Decontamination Unit
I am preparing myself (with both trepidation and complete excitement) for Glastonbury next weekend, where I will host a Decontamination Unit with my side project, Guerilla Science. Full details here. In short: dirty and addled revelers will be cleansed physically, with a shower, or psychologically – by actual psychiatrists – all in the name of science. Unlike anything we (or anyone else) have ever done before. Am forced to wonder what I’m getting myself into – they say it will be a muddy year…
Dirt Banquet
So proud to have been part of the Guerilla Science Dirt Banquet this weekend, in partnership with Bompas & Parr, hosted at the spectacular Crossness Pumping Station. Read my Guardian post here, and check out the full set of images by Mike Massaro here. As the Brits say: chuffed.
A slice of the rainforest
I am staying in Itacare, Brazil, until March 23 enjoying the company of brilliant friends, beautiful beaches, and the last remaining tenth of the primary Atlantic rainforest that remains. It is stunning – I swam in the sea yesterday in the shadow of towering canopies.

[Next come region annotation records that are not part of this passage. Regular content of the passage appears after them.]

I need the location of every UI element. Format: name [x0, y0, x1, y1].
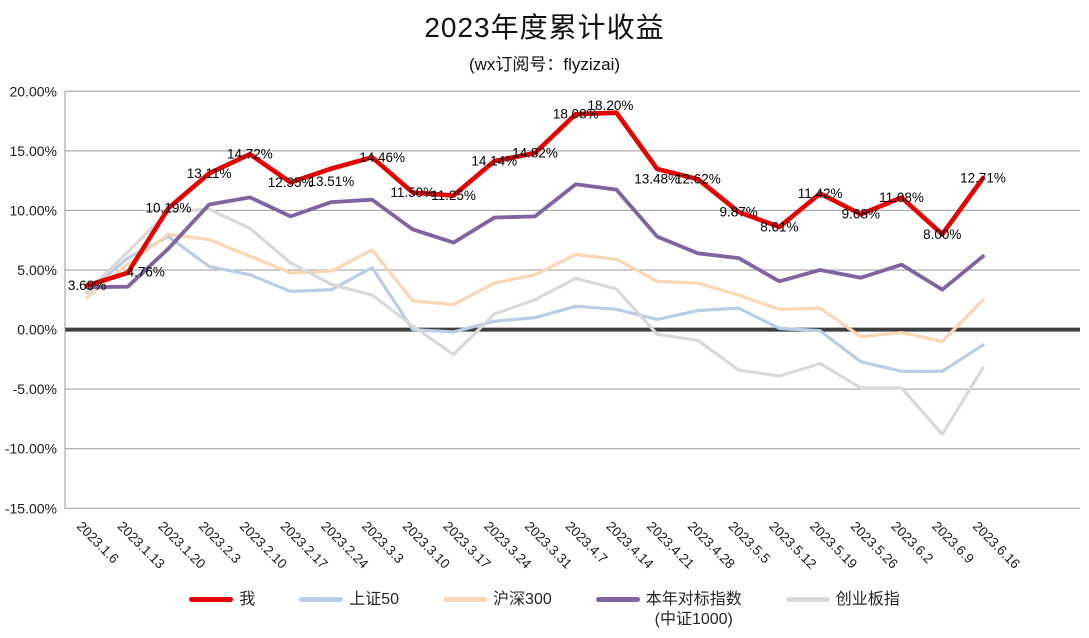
chart-subtitle: (wx订阅号：flyzizai)	[468, 55, 621, 74]
data-label: 4.76%	[127, 264, 165, 279]
legend-item-2: 沪深300	[443, 590, 552, 610]
y-tick-label: 20.00%	[10, 83, 57, 99]
y-tick-label: -15.00%	[5, 500, 57, 516]
x-tick-label: 2023.6.16	[970, 519, 1023, 572]
data-label: 14.46%	[359, 150, 405, 165]
data-label: 12.62%	[675, 172, 721, 187]
data-label: 13.48%	[634, 171, 680, 186]
y-tick-label: 5.00%	[17, 262, 57, 278]
series-line-1	[85, 235, 985, 373]
legend-item-3: 本年对标指数 (中证1000)	[595, 590, 742, 630]
data-label: 11.08%	[879, 190, 924, 205]
legend-label: 沪深300	[493, 591, 552, 608]
y-tick-label: 10.00%	[10, 202, 57, 218]
legend: 我 上证50 沪深300 本年对标指数 (中证1000) 创业板指	[0, 590, 1089, 630]
legend-label: 本年对标指数 (中证1000)	[645, 591, 742, 628]
x-tick-label: 2023.6.9	[929, 519, 977, 567]
legend-item-4: 创业板指	[785, 590, 900, 610]
data-label: 8.61%	[760, 219, 798, 234]
legend-label: 上证50	[349, 591, 400, 608]
data-label: 9.68%	[842, 207, 880, 222]
legend-label: 我	[239, 591, 256, 608]
data-label: 3.69%	[68, 278, 106, 293]
data-label: 11.42%	[798, 186, 843, 201]
y-tick-label: 15.00%	[10, 143, 57, 159]
data-label: 12.71%	[960, 171, 1006, 186]
data-label: 18.20%	[588, 98, 634, 113]
y-tick-label: -5.00%	[13, 381, 57, 397]
chart-title: 2023年度累计收益	[424, 12, 665, 43]
data-label: 14.14%	[471, 154, 517, 169]
legend-sublabel: (中证1000)	[654, 611, 733, 628]
legend-swatch	[299, 597, 344, 602]
legend-swatch	[595, 597, 640, 602]
data-label: 14.82%	[512, 146, 558, 161]
data-label: 11.25%	[431, 188, 476, 203]
legend-swatch	[443, 597, 488, 602]
legend-swatch	[189, 597, 234, 602]
data-label: 9.87%	[719, 204, 757, 219]
data-label: 10.19%	[146, 201, 192, 216]
x-tick-label: 2023.1.6	[74, 519, 122, 567]
y-tick-label: -10.00%	[5, 441, 57, 457]
legend-swatch	[785, 597, 830, 602]
data-label: 14.72%	[227, 147, 273, 162]
series-line-4	[85, 207, 985, 437]
y-tick-label: 0.00%	[17, 322, 57, 338]
data-label: 13.51%	[308, 174, 354, 189]
legend-item-1: 上证50	[299, 590, 399, 610]
data-label: 12.35%	[268, 175, 314, 190]
series-line-2	[85, 232, 985, 344]
series-line-3	[85, 182, 985, 292]
line-chart: 20.00% 15.00% 10.00% 5.00% 0.00% -5.00% -10.00…	[5, 83, 1080, 572]
legend-label: 创业板指	[835, 591, 900, 608]
data-label: 13.11%	[187, 166, 232, 181]
data-label: 8.00%	[923, 227, 961, 242]
data-label: 11.50%	[390, 185, 435, 200]
data-label: 18.08%	[553, 107, 599, 122]
series-line-0	[84, 110, 986, 288]
legend-item-0: 我	[189, 590, 255, 610]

“Beglittered Eyes Aglitter”
Nice to see myself described in the New Scientist as I had always wanted: “a bubbly woman decked out in a sharp hat, beglittered eyes aglitter with excitement.” Score.
Battersea Power Station
I used to live near it, and gaze at it weekly in wonder. Now I will get to host an event right inside of it: next weekend Guerilla Science will take part in the Lost Lovers Ball with the Secret Garden Party inside the heart of Battersea Power Station.
Surgery of the soul
I have finished a two week stint performing lobotomies for the Secret Cinema. I could do them in my sleep now.
Tweetworthy
The Guerilla Science summer season has come to a close with an unprecedented bang. At the Green Man festival Wayne Coyne of the Flaming Lips – an unparalleled rock star – tweeted a photo of us standing around our giant brain in a wheelbarrow in the middle of a muddy field in Wales. I’ve always been slow to warm to Twitter. I have sharply reconsidered my position. Musings here.
Guerilla Science in The Guardian
Today I find my byline for the first time in The Guardian – most pleasingly, for a piece on Guerilla Science, my side project and pet passion.
It is, at times, what saves me from the despair that can be brought on by environmental journalism.
Sonic Fire
I’m still amazed it worked. I spent all of Tuesday with Steve Mould, physics presenter, as he built a Reuben’s Tube, just days before he was to perform with it at the Bethnal Green Working Men’s Club. And it went off without a hitch – check out the photos. Amazing.
Guerilla Science – Back For 2010
Guerilla Science is back for 2010 – new website, new logo, and a new Flickr site with all the goods.
A sublime staycation
I needed a vacation, and I got one: the great British seaside holiday. Such words conjure images of Mr Gumby sitting on a sorry-looking beach of horridly uncomfortable pebbles, his feet pathetically lapped by slate-grey, frigid water. But you’d be surprised how beautiful, colourful and spectacular this strange, wet little island can be.
Axis of Eco
I have launched an independent environmental news website, www.axisofeco.com. Have a look at the ‘About’ for a sense of the mandate. Almost all of my work will now be published there first, so please consider that my home base from now on.
Copenhagen: Unmissable
I will be embarking from London this Friday, December 11, and arriving in Copenhagen on the evening of the 12th, after more than 24 hours of trains, ferries, and reading. The decision to go was fairly last minute.